Myosin chaperone, UNC-45A, is a novel regulator of intestinal epithelial barrier integrity and repair.

The intestinal epithelium creates a protective barrier separating the luminal content and the immune system in the gut. Leakiness of the intestinal epithelial barrier and inefficient healing of mucosal wounds represent common manifestations of inflammatory bowel diseases (IBD). Integrity of the gut barrier is mediated by different adhesive structures, including adherens junctions (AJ), tight junctions (TJ) and focal adhesion (FA). Functions of these adhesive structures depend on their association with the cortical actin cytoskeleton and particularly, to a major actin motor protein, non-muscle myosin II (NM-II). While biochemical mechanisms that regulate activity of NM-II in epithelial cells have been extensively investigated, little is known about assembly of the contractile myosin structures at the epithelial adhesion sites. In this study, we focused on UNC-45A, a cytoskeletal chaperone that is essential for proper folding of NM-II heavy chains and myofilament assembly. We found abundant expression of UNC-45A in human intestinal epithelial cell (IEC) lines and in the epithelial layer of the normal human colon. Interestingly, protein levels of UNC-45A were decreased in colonic epithelium of patients with ulcerative colitis in parallel to diminished expression of NM-IIA and NM-IIC isoforms. CRISPR/Cas9-mediated knock-out of UNC-45A in HT-29 and SK-CO15 IEC disrupted epithelial barrier integrity, impaired AJ and TJ assembly, and cell migration. Consistently, decreased UNC-45 expression increased permeability of the Drosophila gut in vivo.

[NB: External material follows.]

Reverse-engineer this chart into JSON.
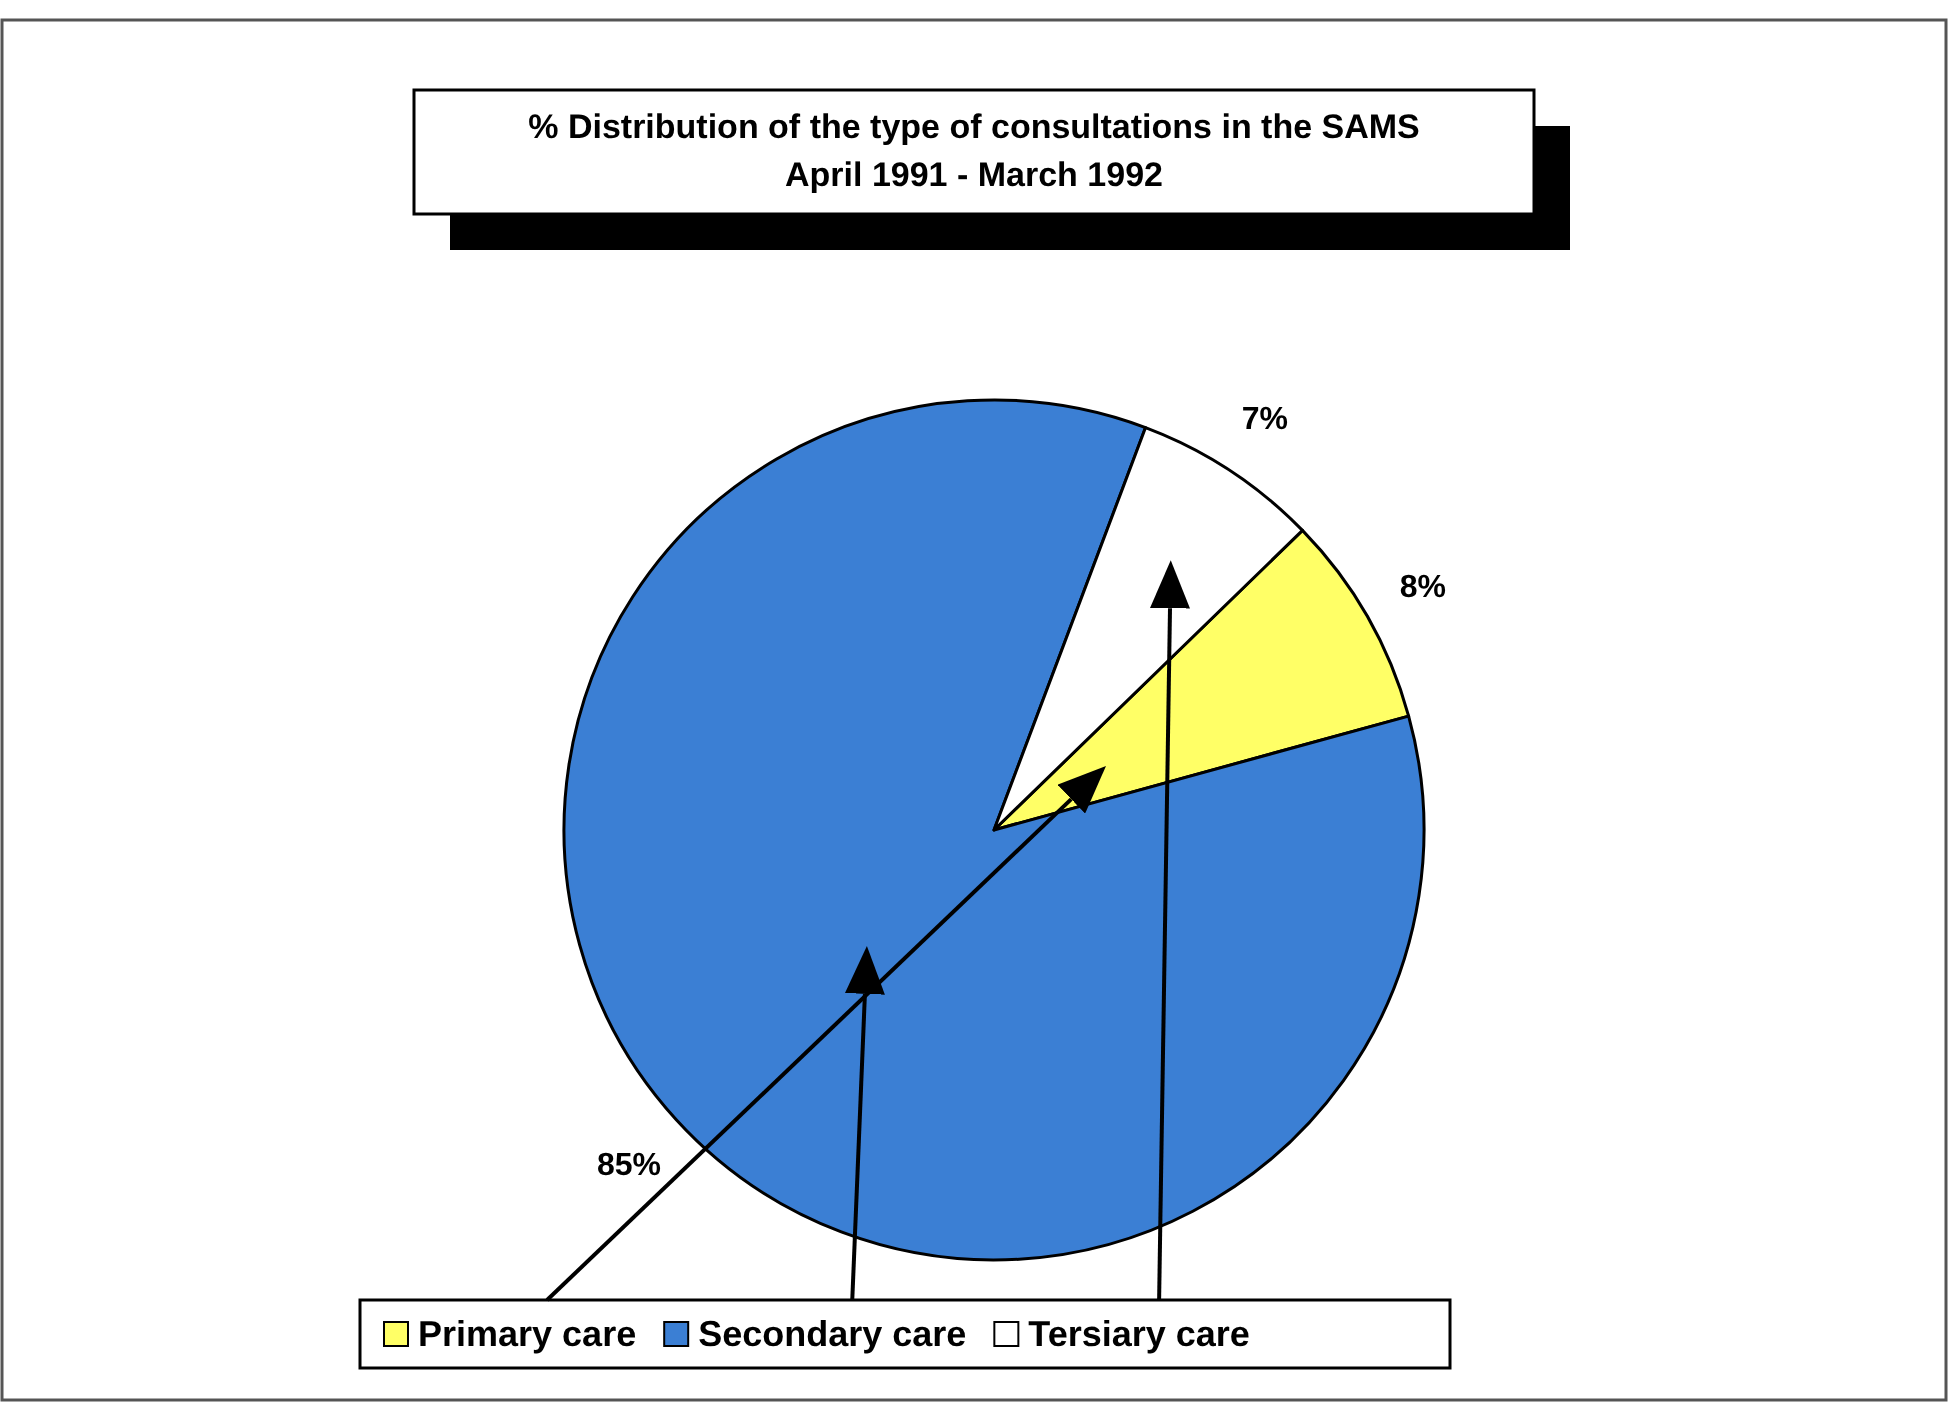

The mechanisms underlying barrier disruptive and anti-migratory effects of UNC-45A depletion involved disorganization of the actomyosin bundles at epithelial junctions and the migrating cell edge. Loss of UNC-45A also decreased contractile forces at epithelial junctions and matrix adhesions. Expression of deletion mutants revealed roles for the myosin binding domain of UNC-45A in controlling IEC barrier function, junctional assembly and migration. Our findings uncover a novel mechanism that regulates integrity and restitution of the intestinal epithelial barrier, which may be impaired during mucosal inflammation.